I am unable to understand the convention of using functionName.someVariable(it is like assigning to the variable names of the class but instead we are using function name) name like wrapper.register

Functions are objects like anything else and have their own bag of attributes. The defaults are all __methods__ since they're defined by the runtime:

>>> def f(a: int, b: str) -> float: pass
...
>>>  dir(f)
[ '__annotations__', '__call__', ...]
>>> f.__annotations__
{'a': <class 'int'>, 'b': <class 'str'>, 'return': <class 'float'>}
>>> f.__call__(1, 2) # Identical to f(1, 2)
>>> type(f)
<class 'function'>

All something like wrapper.register does it is add our own properties to that bag:

>>> f.x = 2
>>> f.x
2

You can't go too far with this since there are certain things hardcoded into the function type (like the behavior of most of the __methods__) but you can hang data off the function itself with no problems.

The usual alternative to this would be to define a callable class, which behaves the same way but makes it more obvious what's going on:

>>> class MyFuncWrapper:
...     def __init__(self, f, x):
...         self._function = f
...         self.x = x
...     def __call__(self, *args, **kwargs):
...        return self._function(*args, **kwargs)
...
>>> f = MyFuncWrapper(f, 2)
>>> f.x
2
>>> f(1, 2) # Equivalent to f.__call__(1, 2)

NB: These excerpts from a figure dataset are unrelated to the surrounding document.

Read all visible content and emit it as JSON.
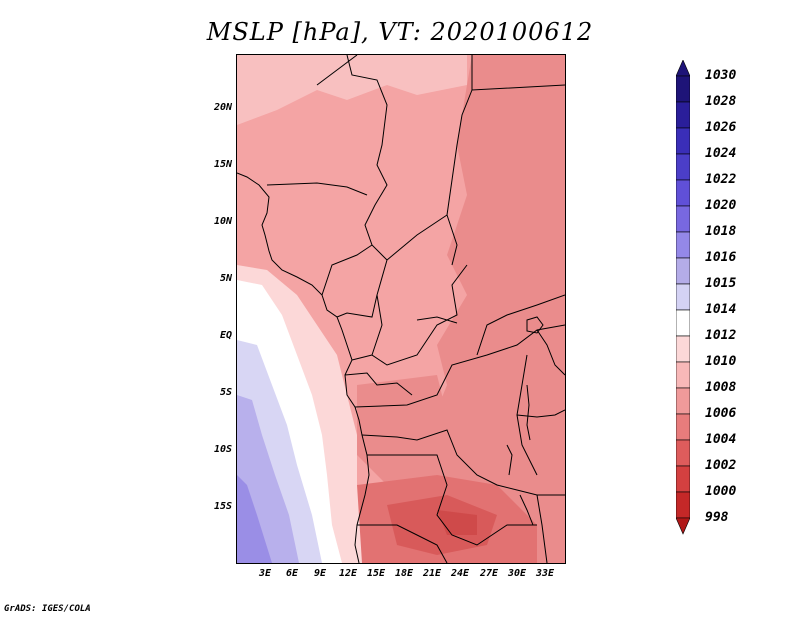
{
  "title": "MSLP [hPa], VT: 2020100612",
  "credit": "GrADS: IGES/COLA",
  "lat_labels": [
    "20N",
    "15N",
    "10N",
    "5N",
    "EQ",
    "5S",
    "10S",
    "15S"
  ],
  "lon_labels": [
    "3E",
    "6E",
    "9E",
    "12E",
    "15E",
    "18E",
    "21E",
    "24E",
    "27E",
    "30E",
    "33E"
  ],
  "colorbar": {
    "levels": [
      "1030",
      "1028",
      "1026",
      "1024",
      "1022",
      "1020",
      "1018",
      "1016",
      "1015",
      "1014",
      "1012",
      "1010",
      "1008",
      "1006",
      "1004",
      "1002",
      "1000",
      "998"
    ],
    "colors": [
      "#1e1478",
      "#2a1e9a",
      "#3a2eb8",
      "#4b3ec8",
      "#6050d8",
      "#7868e0",
      "#9488e8",
      "#b4ace8",
      "#d4d2f4",
      "#ffffff",
      "#fcd8d8",
      "#f8b8b8",
      "#f09a9a",
      "#e87c7c",
      "#de5c5c",
      "#d44040",
      "#c42828",
      "#b01818"
    ]
  }
}
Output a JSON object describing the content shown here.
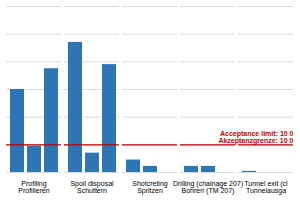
{
  "chart_data": {
    "type": "bar",
    "categories": [
      "Profiling\nProfilieren",
      "Spoil disposal\nSchuttern",
      "Shotcreting\nSpritzen",
      "Drilling (chainage 207)\nBohreri (TM 207)",
      "Tunnel exit (cl\nTunnelausga"
    ],
    "series": [
      {
        "color": "#2e75b6",
        "values": [
          30000,
          47000,
          4500,
          2200,
          400
        ]
      },
      {
        "color": "#2e75b6",
        "values": [
          9500,
          7000,
          2200,
          2200,
          null
        ]
      },
      {
        "color": "#2e75b6",
        "values": [
          37500,
          39000,
          null,
          null,
          null
        ]
      }
    ],
    "ylim": [
      0,
      60000
    ],
    "yticks": [
      0,
      10000,
      20000,
      30000,
      40000,
      50000,
      60000
    ],
    "grid": true,
    "tick_labels": "x",
    "annotations": [
      {
        "y": 10000,
        "color": "#c00000",
        "texts": [
          "Acceptance limit: 10 0",
          "Akzeptanzgrenze: 10 0"
        ]
      }
    ]
  }
}
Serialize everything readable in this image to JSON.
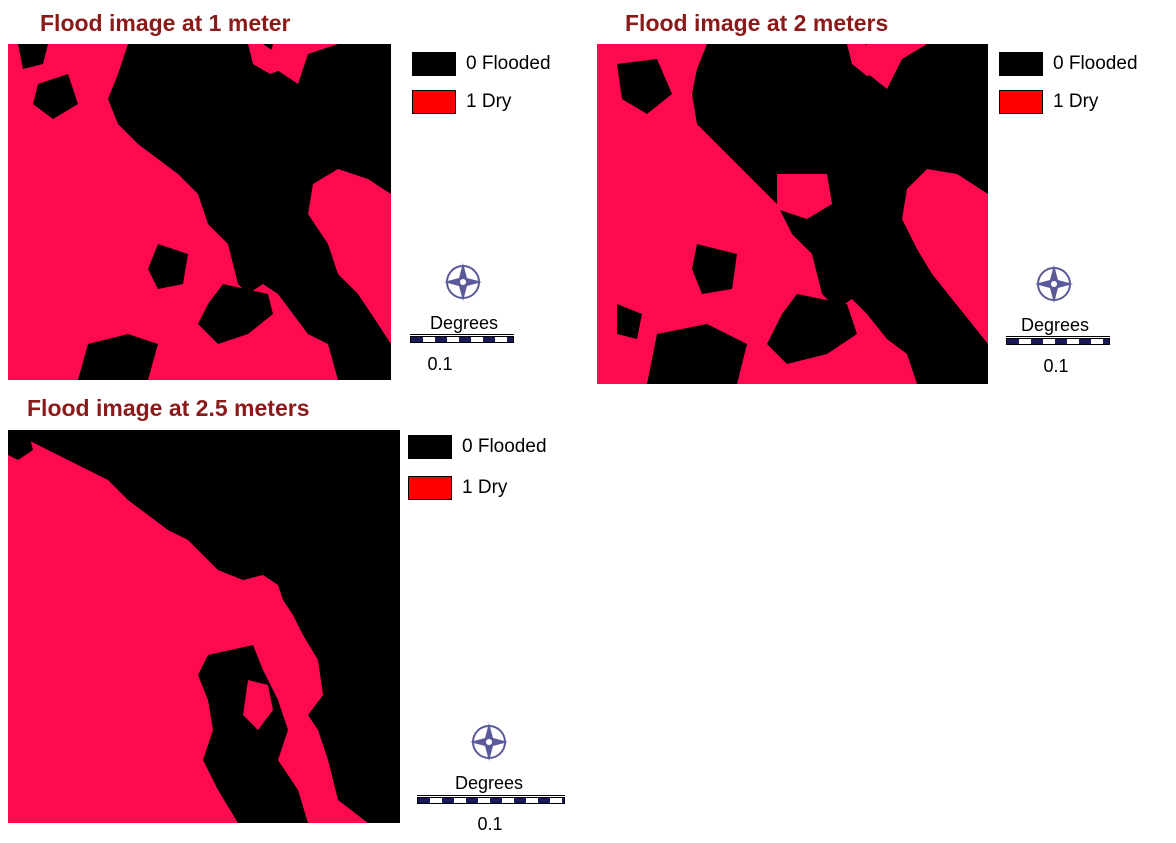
{
  "colors": {
    "flooded": "#000000",
    "dry": "#ff0a4f",
    "legend_dry": "#ff0000",
    "title": "#8b1a1a",
    "north_arrow": "#5a5a9a"
  },
  "panels": [
    {
      "title": "Flood image at 1 meter",
      "legend": [
        {
          "label": "0 Flooded",
          "value": 0,
          "class": "flooded"
        },
        {
          "label": "1 Dry",
          "value": 1,
          "class": "dry"
        }
      ],
      "scale": {
        "unit": "Degrees",
        "value": "0.1"
      },
      "north_icon": "north-arrow-compass-icon"
    },
    {
      "title": "Flood image at 2 meters",
      "legend": [
        {
          "label": "0 Flooded",
          "value": 0,
          "class": "flooded"
        },
        {
          "label": "1 Dry",
          "value": 1,
          "class": "dry"
        }
      ],
      "scale": {
        "unit": "Degrees",
        "value": "0.1"
      },
      "north_icon": "north-arrow-compass-icon"
    },
    {
      "title": "Flood image at 2.5 meters",
      "legend": [
        {
          "label": "0 Flooded",
          "value": 0,
          "class": "flooded"
        },
        {
          "label": "1 Dry",
          "value": 1,
          "class": "dry"
        }
      ],
      "scale": {
        "unit": "Degrees",
        "value": "0.1"
      },
      "north_icon": "north-arrow-compass-icon"
    }
  ]
}
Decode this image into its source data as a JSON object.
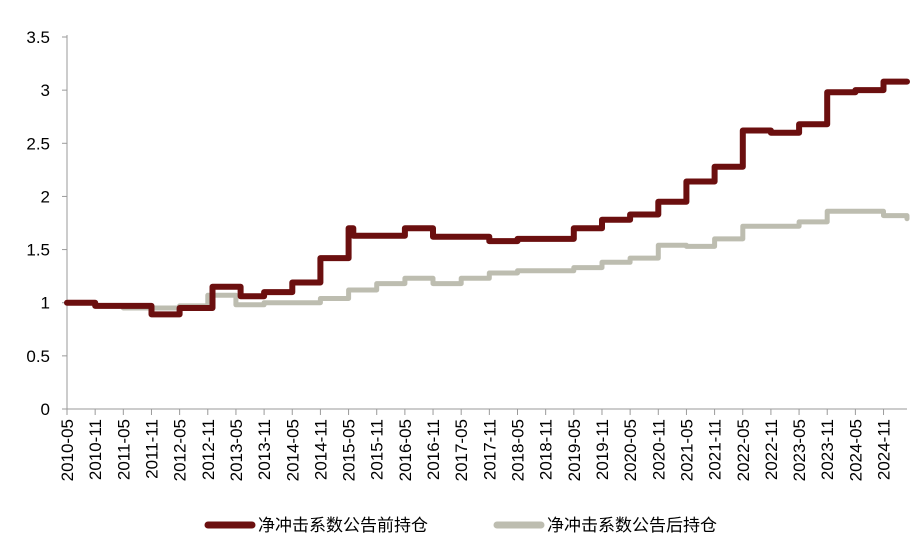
{
  "chart_data": {
    "type": "line",
    "title": "",
    "xlabel": "",
    "ylabel": "",
    "ylim": [
      0,
      3.5
    ],
    "y_ticks": [
      "0",
      "0.5",
      "1",
      "1.5",
      "2",
      "2.5",
      "3",
      "3.5"
    ],
    "x_ticks": [
      "2010-05",
      "2010-11",
      "2011-05",
      "2011-11",
      "2012-05",
      "2012-11",
      "2013-05",
      "2013-11",
      "2014-05",
      "2014-11",
      "2015-05",
      "2015-11",
      "2016-05",
      "2016-11",
      "2017-05",
      "2017-11",
      "2018-05",
      "2018-11",
      "2019-05",
      "2019-11",
      "2020-05",
      "2020-11",
      "2021-05",
      "2021-11",
      "2022-05",
      "2022-11",
      "2023-05",
      "2023-11",
      "2024-05",
      "2024-11"
    ],
    "x_range": [
      "2010-05",
      "2025-04"
    ],
    "grid": false,
    "legend_position": "bottom",
    "series": [
      {
        "name": "净冲击系数公告前持仓",
        "color": "#6b0f0f",
        "points": [
          [
            "2010-05",
            1.0
          ],
          [
            "2010-11",
            0.97
          ],
          [
            "2011-05",
            0.97
          ],
          [
            "2011-11",
            0.89
          ],
          [
            "2012-05",
            0.95
          ],
          [
            "2012-11",
            0.95
          ],
          [
            "2012-12",
            1.15
          ],
          [
            "2013-05",
            1.15
          ],
          [
            "2013-06",
            1.06
          ],
          [
            "2013-11",
            1.1
          ],
          [
            "2014-05",
            1.19
          ],
          [
            "2014-11",
            1.42
          ],
          [
            "2015-05",
            1.7
          ],
          [
            "2015-06",
            1.63
          ],
          [
            "2015-11",
            1.63
          ],
          [
            "2016-05",
            1.7
          ],
          [
            "2016-11",
            1.62
          ],
          [
            "2017-05",
            1.62
          ],
          [
            "2017-11",
            1.58
          ],
          [
            "2018-05",
            1.6
          ],
          [
            "2018-11",
            1.6
          ],
          [
            "2019-05",
            1.7
          ],
          [
            "2019-11",
            1.78
          ],
          [
            "2020-05",
            1.83
          ],
          [
            "2020-11",
            1.95
          ],
          [
            "2021-05",
            2.14
          ],
          [
            "2021-11",
            2.28
          ],
          [
            "2022-05",
            2.62
          ],
          [
            "2022-11",
            2.6
          ],
          [
            "2023-05",
            2.68
          ],
          [
            "2023-11",
            2.98
          ],
          [
            "2024-05",
            3.0
          ],
          [
            "2024-11",
            3.08
          ],
          [
            "2025-04",
            3.08
          ]
        ]
      },
      {
        "name": "净冲击系数公告后持仓",
        "color": "#bdbdb0",
        "points": [
          [
            "2010-05",
            1.0
          ],
          [
            "2010-11",
            0.97
          ],
          [
            "2011-05",
            0.95
          ],
          [
            "2011-11",
            0.95
          ],
          [
            "2012-05",
            0.97
          ],
          [
            "2012-11",
            1.07
          ],
          [
            "2013-05",
            0.98
          ],
          [
            "2013-11",
            1.0
          ],
          [
            "2014-05",
            1.0
          ],
          [
            "2014-11",
            1.04
          ],
          [
            "2015-05",
            1.12
          ],
          [
            "2015-11",
            1.18
          ],
          [
            "2016-05",
            1.23
          ],
          [
            "2016-11",
            1.18
          ],
          [
            "2017-05",
            1.23
          ],
          [
            "2017-11",
            1.28
          ],
          [
            "2018-05",
            1.3
          ],
          [
            "2018-11",
            1.3
          ],
          [
            "2019-05",
            1.33
          ],
          [
            "2019-11",
            1.38
          ],
          [
            "2020-05",
            1.42
          ],
          [
            "2020-11",
            1.54
          ],
          [
            "2021-05",
            1.53
          ],
          [
            "2021-11",
            1.6
          ],
          [
            "2022-05",
            1.72
          ],
          [
            "2022-11",
            1.72
          ],
          [
            "2023-05",
            1.76
          ],
          [
            "2023-11",
            1.86
          ],
          [
            "2024-05",
            1.86
          ],
          [
            "2024-11",
            1.82
          ],
          [
            "2025-04",
            1.79
          ]
        ]
      }
    ]
  }
}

I also did not understand what does dispatcher._clear_cache do I also couldn't find anything related to it in the documentation?

It's an undocumented function defined in the functools module.

Internally singledispatch is aware of "subclasses" created via the abc module, which may dynamically change at runtime. Since that affects what function singledispatch might call, it has to probe abc's subclass cache and see if there have been any changes. If there have then it drops the current dispatch cache and recomputes it so that the wrong function isn't called.